Our models were able to discriminate between ESCC cases and controls in about 77%, and between individuals with and without squamous dysplasia in about 70% of the cases. The model, however, had only a 6.8% positive predictive value for diagnosing dysplasia, due to the low prevalence of this lesion.
Our results were better than a previous study done in another high risk area in China
8. In that study, Wei et al. observed a sensitivity of 57% and a specificity of 54% for predicting squamous dysplasia, in spite of the fact that many components of the model were significantly associated with the risk of dysplasia. The area under the curve was 0.58 in their study without using any validation method; the area under the curve was already very low and using any validation would have decreased it even further
8. We found better sensitivity and specificity, and a higher area under the curve despite using cross validation (even the lower bound of the confidence interval in our study was higher than 0.58). The cross-validation method tests the model in individuals other than the ones used for model building, and thus gives a more realistic estimate of the discriminating power of the model.
Studies using questionnaire data and symptoms to predict esophageal adenocarcinoma have had similar results. Models using symptoms and individual characteristics for the diagnosis of Barrett’s esophagus, a precursor lesion of esophageal adenocarcinoma had an AUC of 0.72
10 and 0.76
9. One big difference is that Barrett’s esophagus is closely related to gastroesophageal reflux disease (GERD), and thus GERD symptoms can be used in the model, while dysplasia is rarely symptomatic.
In validation studies, a model may have a good ability to discriminate between cases and controls, but may not be able to correctly predict the probability of the event.
20 Calibration refers to the agreement between predicted probabilities and the observed proportions.
16 In our data, the base models (without weight loss) showed good calibration according to the Hosmer-Lemeshow statistic. Interestingly, although the ESCC model with weight loss had the highest area under the curve, it had a poor fit.
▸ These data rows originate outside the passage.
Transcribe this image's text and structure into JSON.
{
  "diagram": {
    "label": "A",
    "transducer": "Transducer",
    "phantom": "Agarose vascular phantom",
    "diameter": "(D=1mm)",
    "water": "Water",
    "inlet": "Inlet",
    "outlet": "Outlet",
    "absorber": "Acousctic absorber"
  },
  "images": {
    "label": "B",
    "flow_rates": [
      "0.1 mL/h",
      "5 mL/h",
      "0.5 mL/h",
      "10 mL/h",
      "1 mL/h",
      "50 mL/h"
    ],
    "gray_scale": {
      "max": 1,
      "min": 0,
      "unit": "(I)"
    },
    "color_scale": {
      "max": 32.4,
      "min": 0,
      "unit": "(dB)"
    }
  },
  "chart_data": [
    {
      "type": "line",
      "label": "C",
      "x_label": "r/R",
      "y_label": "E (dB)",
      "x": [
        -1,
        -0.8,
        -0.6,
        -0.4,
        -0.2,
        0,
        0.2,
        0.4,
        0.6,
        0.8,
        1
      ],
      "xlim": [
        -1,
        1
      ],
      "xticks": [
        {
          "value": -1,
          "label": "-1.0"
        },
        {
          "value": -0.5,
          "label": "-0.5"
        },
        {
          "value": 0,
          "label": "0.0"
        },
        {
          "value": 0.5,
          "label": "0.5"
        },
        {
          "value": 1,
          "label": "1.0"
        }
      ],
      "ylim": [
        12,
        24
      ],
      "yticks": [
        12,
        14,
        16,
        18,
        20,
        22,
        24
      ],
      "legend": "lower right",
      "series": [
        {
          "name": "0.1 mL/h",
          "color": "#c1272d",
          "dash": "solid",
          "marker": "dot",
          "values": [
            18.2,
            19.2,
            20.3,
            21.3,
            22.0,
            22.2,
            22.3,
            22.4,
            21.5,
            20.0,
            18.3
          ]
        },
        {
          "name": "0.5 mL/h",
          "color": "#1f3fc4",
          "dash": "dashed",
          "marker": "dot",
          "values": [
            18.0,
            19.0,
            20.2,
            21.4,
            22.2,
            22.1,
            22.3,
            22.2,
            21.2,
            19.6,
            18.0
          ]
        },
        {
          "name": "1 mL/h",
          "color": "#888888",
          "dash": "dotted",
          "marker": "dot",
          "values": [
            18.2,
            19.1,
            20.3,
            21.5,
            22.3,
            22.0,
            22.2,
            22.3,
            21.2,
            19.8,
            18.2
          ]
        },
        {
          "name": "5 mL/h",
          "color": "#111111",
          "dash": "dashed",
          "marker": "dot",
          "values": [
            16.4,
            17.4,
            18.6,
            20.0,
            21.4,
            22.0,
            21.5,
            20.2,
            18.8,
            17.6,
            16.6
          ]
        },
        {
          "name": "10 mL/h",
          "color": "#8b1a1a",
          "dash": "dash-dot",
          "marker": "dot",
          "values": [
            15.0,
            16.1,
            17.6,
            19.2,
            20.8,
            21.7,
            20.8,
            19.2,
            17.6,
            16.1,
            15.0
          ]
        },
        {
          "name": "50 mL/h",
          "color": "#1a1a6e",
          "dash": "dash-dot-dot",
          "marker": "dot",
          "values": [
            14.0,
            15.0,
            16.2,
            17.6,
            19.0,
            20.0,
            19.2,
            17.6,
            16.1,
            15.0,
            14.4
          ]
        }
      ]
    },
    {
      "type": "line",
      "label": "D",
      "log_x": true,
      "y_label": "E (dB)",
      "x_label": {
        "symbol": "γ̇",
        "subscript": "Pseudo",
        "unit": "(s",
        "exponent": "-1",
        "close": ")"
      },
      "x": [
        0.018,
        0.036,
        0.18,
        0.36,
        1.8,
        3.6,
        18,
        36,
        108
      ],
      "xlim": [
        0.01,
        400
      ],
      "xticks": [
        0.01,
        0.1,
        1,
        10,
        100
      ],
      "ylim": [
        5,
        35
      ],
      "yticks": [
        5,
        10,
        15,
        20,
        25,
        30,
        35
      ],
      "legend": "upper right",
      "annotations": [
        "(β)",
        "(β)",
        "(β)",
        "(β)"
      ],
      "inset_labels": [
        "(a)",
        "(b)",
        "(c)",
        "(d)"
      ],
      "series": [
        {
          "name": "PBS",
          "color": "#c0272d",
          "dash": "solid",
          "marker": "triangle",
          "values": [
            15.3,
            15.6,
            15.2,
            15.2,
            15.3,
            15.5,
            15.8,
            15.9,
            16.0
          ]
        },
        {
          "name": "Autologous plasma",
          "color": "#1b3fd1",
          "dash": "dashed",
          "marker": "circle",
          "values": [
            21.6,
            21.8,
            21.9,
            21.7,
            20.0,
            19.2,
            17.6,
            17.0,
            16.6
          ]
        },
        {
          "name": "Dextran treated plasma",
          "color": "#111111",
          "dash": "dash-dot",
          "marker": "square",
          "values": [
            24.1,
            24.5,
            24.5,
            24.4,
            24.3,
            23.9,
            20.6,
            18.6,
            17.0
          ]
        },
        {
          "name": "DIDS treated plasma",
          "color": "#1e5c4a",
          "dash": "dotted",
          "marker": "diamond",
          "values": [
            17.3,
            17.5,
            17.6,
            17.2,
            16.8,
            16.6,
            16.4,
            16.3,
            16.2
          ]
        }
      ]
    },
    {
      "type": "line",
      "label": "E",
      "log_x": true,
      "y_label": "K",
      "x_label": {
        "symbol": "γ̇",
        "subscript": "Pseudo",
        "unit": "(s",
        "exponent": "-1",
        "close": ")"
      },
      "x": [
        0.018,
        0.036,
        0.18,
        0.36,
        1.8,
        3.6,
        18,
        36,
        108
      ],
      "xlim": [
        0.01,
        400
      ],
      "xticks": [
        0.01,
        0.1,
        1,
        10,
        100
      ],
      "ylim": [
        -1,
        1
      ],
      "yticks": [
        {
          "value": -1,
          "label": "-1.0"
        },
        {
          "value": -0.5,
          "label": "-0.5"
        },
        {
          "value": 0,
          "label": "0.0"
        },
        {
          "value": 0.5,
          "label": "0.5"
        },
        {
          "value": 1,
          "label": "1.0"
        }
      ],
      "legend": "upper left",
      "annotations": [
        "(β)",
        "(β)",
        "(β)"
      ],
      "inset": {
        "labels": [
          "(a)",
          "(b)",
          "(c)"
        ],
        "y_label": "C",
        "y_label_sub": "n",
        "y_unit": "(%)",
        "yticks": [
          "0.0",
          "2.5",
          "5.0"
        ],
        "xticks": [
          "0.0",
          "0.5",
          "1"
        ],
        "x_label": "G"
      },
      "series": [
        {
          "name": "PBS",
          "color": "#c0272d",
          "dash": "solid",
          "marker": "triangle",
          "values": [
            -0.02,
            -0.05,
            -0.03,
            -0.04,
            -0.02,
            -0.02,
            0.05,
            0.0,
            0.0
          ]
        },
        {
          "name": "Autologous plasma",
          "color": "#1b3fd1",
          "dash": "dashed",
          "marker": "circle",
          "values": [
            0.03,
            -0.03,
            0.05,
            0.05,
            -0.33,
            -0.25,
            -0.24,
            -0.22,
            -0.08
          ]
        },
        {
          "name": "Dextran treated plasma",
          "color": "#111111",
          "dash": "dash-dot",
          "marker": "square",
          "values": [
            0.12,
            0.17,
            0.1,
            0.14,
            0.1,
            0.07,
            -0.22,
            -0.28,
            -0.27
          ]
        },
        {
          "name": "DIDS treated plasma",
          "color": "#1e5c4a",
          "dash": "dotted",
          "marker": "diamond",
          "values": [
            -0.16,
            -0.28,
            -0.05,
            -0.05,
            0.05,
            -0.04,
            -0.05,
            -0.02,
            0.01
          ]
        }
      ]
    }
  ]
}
This model has also little application, since weight loss develops during the symptomatic stage of ESCC when endoscopy is strongly indicated and risk screening is no more useful.
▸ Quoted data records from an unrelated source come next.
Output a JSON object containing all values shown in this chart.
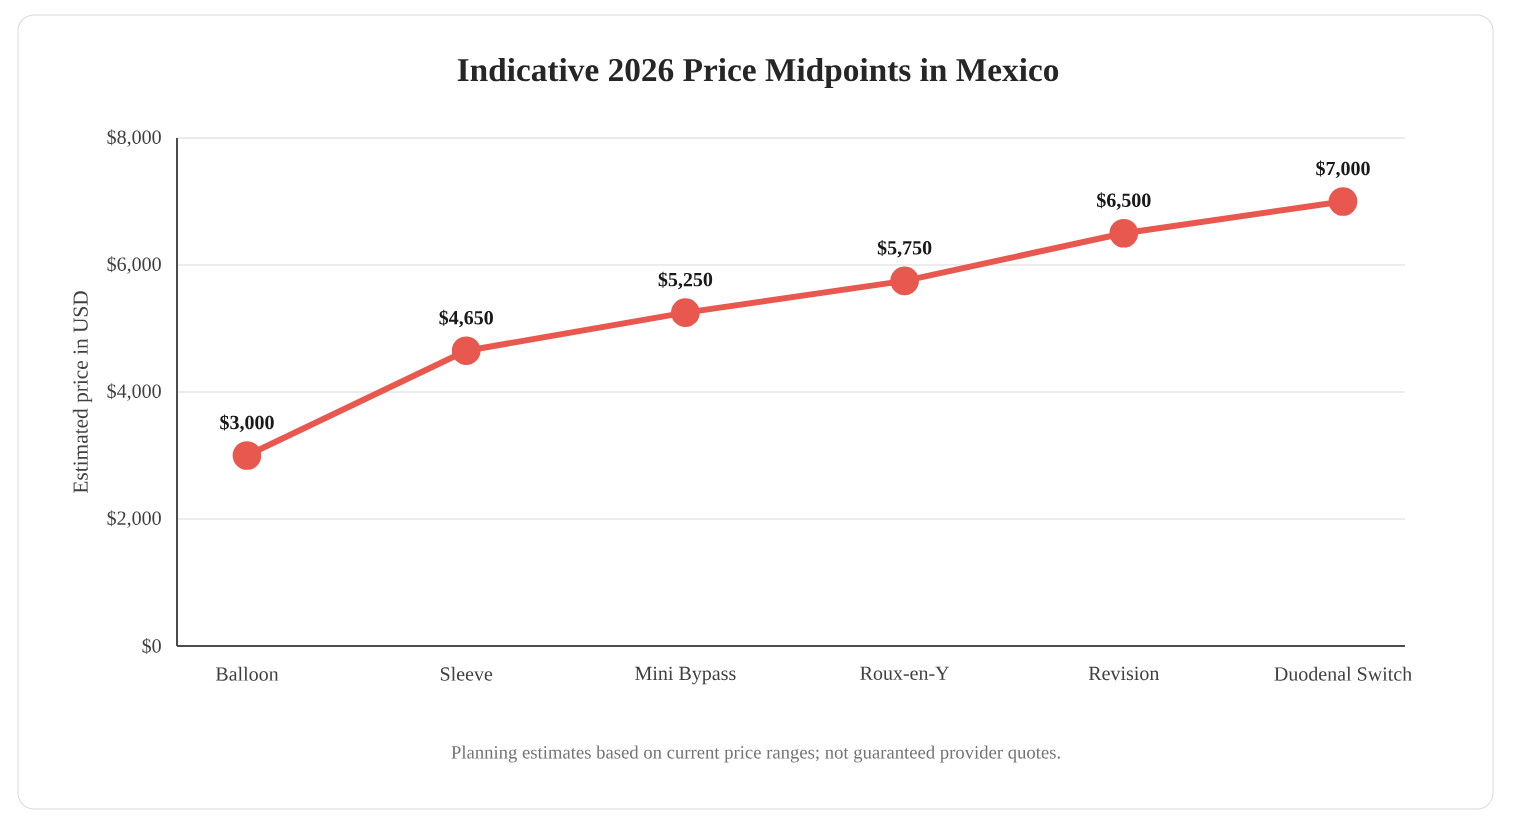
{
  "chart_data": {
    "type": "line",
    "title": "Indicative 2026 Price Midpoints in Mexico",
    "ylabel": "Estimated price in USD",
    "categories": [
      "Balloon",
      "Sleeve",
      "Mini Bypass",
      "Roux-en-Y",
      "Revision",
      "Duodenal Switch"
    ],
    "values": [
      3000,
      4650,
      5250,
      5750,
      6500,
      7000
    ],
    "value_labels": [
      "$3,000",
      "$4,650",
      "$5,250",
      "$5,750",
      "$6,500",
      "$7,000"
    ],
    "color": "#e8584f",
    "marker": "circle",
    "line_style": "solid",
    "ylim": [
      0,
      8000
    ],
    "yticks": [
      {
        "value": 0,
        "label": "$0"
      },
      {
        "value": 2000,
        "label": "$2,000"
      },
      {
        "value": 4000,
        "label": "$4,000"
      },
      {
        "value": 6000,
        "label": "$6,000"
      },
      {
        "value": 8000,
        "label": "$8,000"
      }
    ],
    "grid": "y",
    "annotations": [
      "Planning estimates based on current price ranges; not guaranteed provider quotes."
    ]
  }
}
One of the limitations in our study was the small number of dysplastic cases, which has led to wider confidence intervals for the dysplasia model compared with ESCC models. On the other hand, although the ESCC model had more cases, the prediction of ESCC is not the main purpose of risk screening. The ESCC cases in this series have advanced symptomatic disease, and by the time ESCC has reached this stage, it is usually too late for any intervention.
Unlike high-risk areas in China, where about 30% of the general population have squamous dysplasia
8, in our sample this rate was only about 4%. Disease prevalence determines posttest probabilities in different populations
21, so even with the best estimates of accuracy, given this low prevalence, the predictive values will be so low that the use of a risk factor model for individual risk stratification is not advisable. With a 62% sensitivity and a 70% specificity, about 93% of positive cases will be false positives, and the positive predictive value (PPV) for dysplasia will be only around 7%. This implies that, on average, out of 100 endoscopies performed in high-risk individuals (according to the model), only 7 will have dysplasia, while this number is 4 in a randomly-selected sample of the general population. On the other hand, if the prevalence of dysplasia were similar to China, we would have a positive predictive value of 42.9%, which would make it more suitable as an initial selection step for endoscopic screening. The reasons for such a low prevalence of dysplasia, despite the high incidence of ESCC, remains to be determined and may range from differences in ESCC pathogenesis between the two populations (e.g. faster progression from dysplasia to ESCC), to technical differences in the screening methods used.
Lack of reproducibility is a general problem with many risk models.
10 Different populations may have different risk factors for the disease (e.g. the risk factors used in China were different from those used in Iran to build the prediction model). Also, the studies validating these models usually use internal validation (like the cross-validation used in our study), rather than true external validation (which needs testing the model on new data collected from another population)
22. Besides, many clinicians are reluctant to use statistical models for risk assessment and stratification
21. These models, however, may prove useful in research studies, where a researcher is interested in selecting a group at higher potential risk for developing the precursor lesion and ultimately cancer.
The latest cancer registry data from Golestan show a very high incidence of ESCC, especially in the population above 50 years of age
23. This high incidence, together with the poor prognosis of ESCC in this region, underlines the importance of finding alternative strategies for early detection. Sponge balloon cytology has recently been shown to be effective for detection of patients with Barrett’s esophagus
24. Similarly, a non-endoscopic esophageal sampling technique coupled to a biomarker is a potential alternative which can be tested against chromoendoscopy for early detection of squamous dysplasia and ESCC. The risk model can be used to increase pretest probability for such screening strategies, by selecting a particularly high risk group.